Members of Congress might then point out that most of the harm that has come to Pakistan from the Afghan Wars has resulted from Rawalpindi’s choices, not Washington’s preferences. Members of Congress might also point out that Pakistan’s leaders know how to say “yes” to the United States in order to pursue their own perceived interests while receiving significant military and economic assistance from Washington. And that Pakistan’s leaders also know how to disregard U.S. preferences when they have seen fit.
Pakistani parliamentarians could then explain the sacrifices incurred by taking on some violent extremist groups and the prospective difficulties in taking on others. Members of Congress could then explain why this line of argument, absent the broadening of Pakistan’s counter-terrorism campaign, is no longer persuasive in Washington. Parliamentarians from Pakistan might then share information about new steps Pakistan is taking to alleviate U.S. concerns over groups like the Haqqani network and the Lashkar-e Toiba.

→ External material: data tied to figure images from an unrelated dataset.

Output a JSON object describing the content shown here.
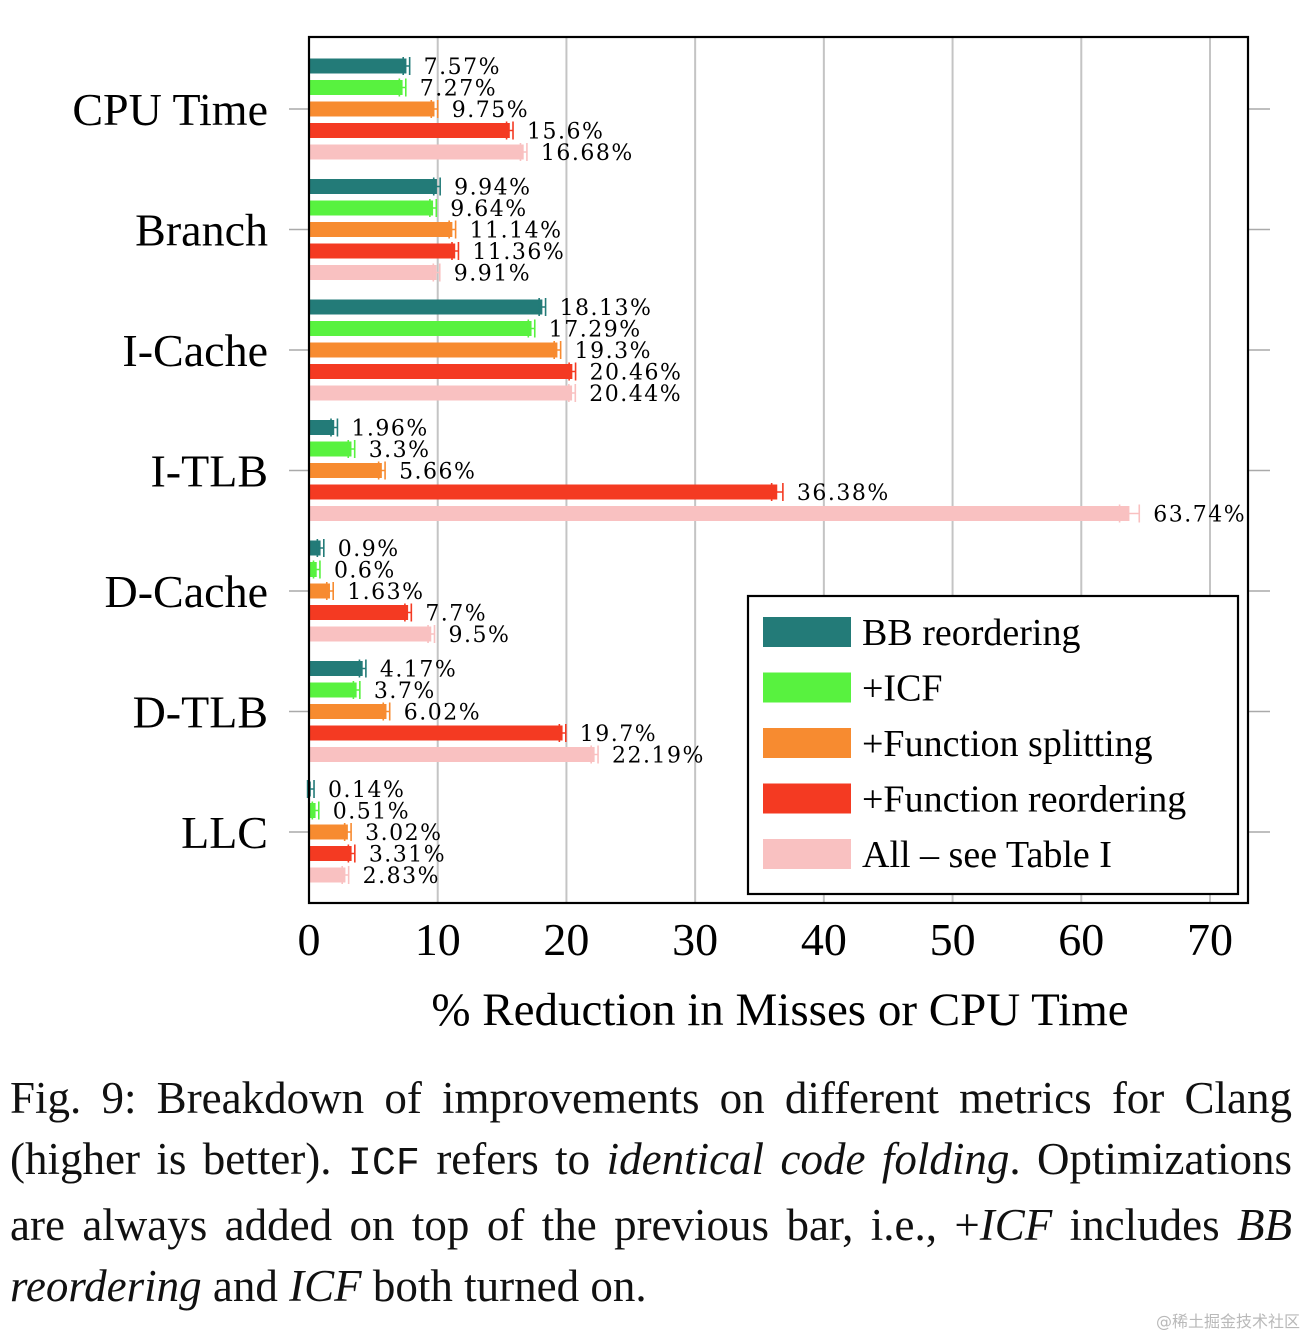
{
  "chart_data": {
    "type": "bar",
    "orientation": "horizontal",
    "title": "",
    "xlabel": "% Reduction in Misses or CPU Time",
    "ylabel": "",
    "xlim": [
      0,
      73
    ],
    "xticks": [
      0,
      10,
      20,
      30,
      40,
      50,
      60,
      70
    ],
    "grid": "vertical",
    "legend_position": "bottom-right",
    "categories": [
      "CPU Time",
      "Branch",
      "I-Cache",
      "I-TLB",
      "D-Cache",
      "D-TLB",
      "LLC"
    ],
    "series": [
      {
        "name": "BB reordering",
        "color": "#237b78",
        "values": [
          7.57,
          9.94,
          18.13,
          1.96,
          0.9,
          4.17,
          0.14
        ],
        "labels": [
          "7.57%",
          "9.94%",
          "18.13%",
          "1.96%",
          "0.9%",
          "4.17%",
          "0.14%"
        ]
      },
      {
        "name": "+ICF",
        "color": "#58f23f",
        "values": [
          7.27,
          9.64,
          17.29,
          3.3,
          0.6,
          3.7,
          0.51
        ],
        "labels": [
          "7.27%",
          "9.64%",
          "17.29%",
          "3.3%",
          "0.6%",
          "3.7%",
          "0.51%"
        ]
      },
      {
        "name": "+Function splitting",
        "color": "#f78b30",
        "values": [
          9.75,
          11.14,
          19.3,
          5.66,
          1.63,
          6.02,
          3.02
        ],
        "labels": [
          "9.75%",
          "11.14%",
          "19.3%",
          "5.66%",
          "1.63%",
          "6.02%",
          "3.02%"
        ]
      },
      {
        "name": "+Function reordering",
        "color": "#f43a22",
        "values": [
          15.6,
          11.36,
          20.46,
          36.38,
          7.7,
          19.7,
          3.31
        ],
        "labels": [
          "15.6%",
          "11.36%",
          "20.46%",
          "36.38%",
          "7.7%",
          "19.7%",
          "3.31%"
        ]
      },
      {
        "name": "All – see Table I",
        "color": "#f9c1c1",
        "values": [
          16.68,
          9.91,
          20.44,
          63.74,
          9.5,
          22.19,
          2.83
        ],
        "labels": [
          "16.68%",
          "9.91%",
          "20.44%",
          "63.74%",
          "9.5%",
          "22.19%",
          "2.83%"
        ]
      }
    ]
  },
  "caption": {
    "fig_label": "Fig. 9:",
    "text_1": " Breakdown of improvements on different metrics for Clang (higher is better). ",
    "code_1": "ICF",
    "text_2": " refers to ",
    "em_1": "identical code folding",
    "text_3": ". Optimizations are always added on top of the previous bar, i.e., +",
    "em_2": "ICF",
    "text_4": " includes ",
    "em_3": "BB reordering",
    "text_5": " and ",
    "em_4": "ICF",
    "text_6": " both turned on."
  },
  "watermark": "@稀土掘金技术社区"
}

This kind of quiet communication among legislators would be more helpful than Pakistan’s other methods of conveying diplomatic talking points. These methods have fallen into disrepair and will not be improved by hiring an expensive lobbying firm. An important caveat: If Pakistan is still not ready to take on groups that engage in cross-border attacks in Afghanistan and India, then a conversation between Parliamentarians will not help.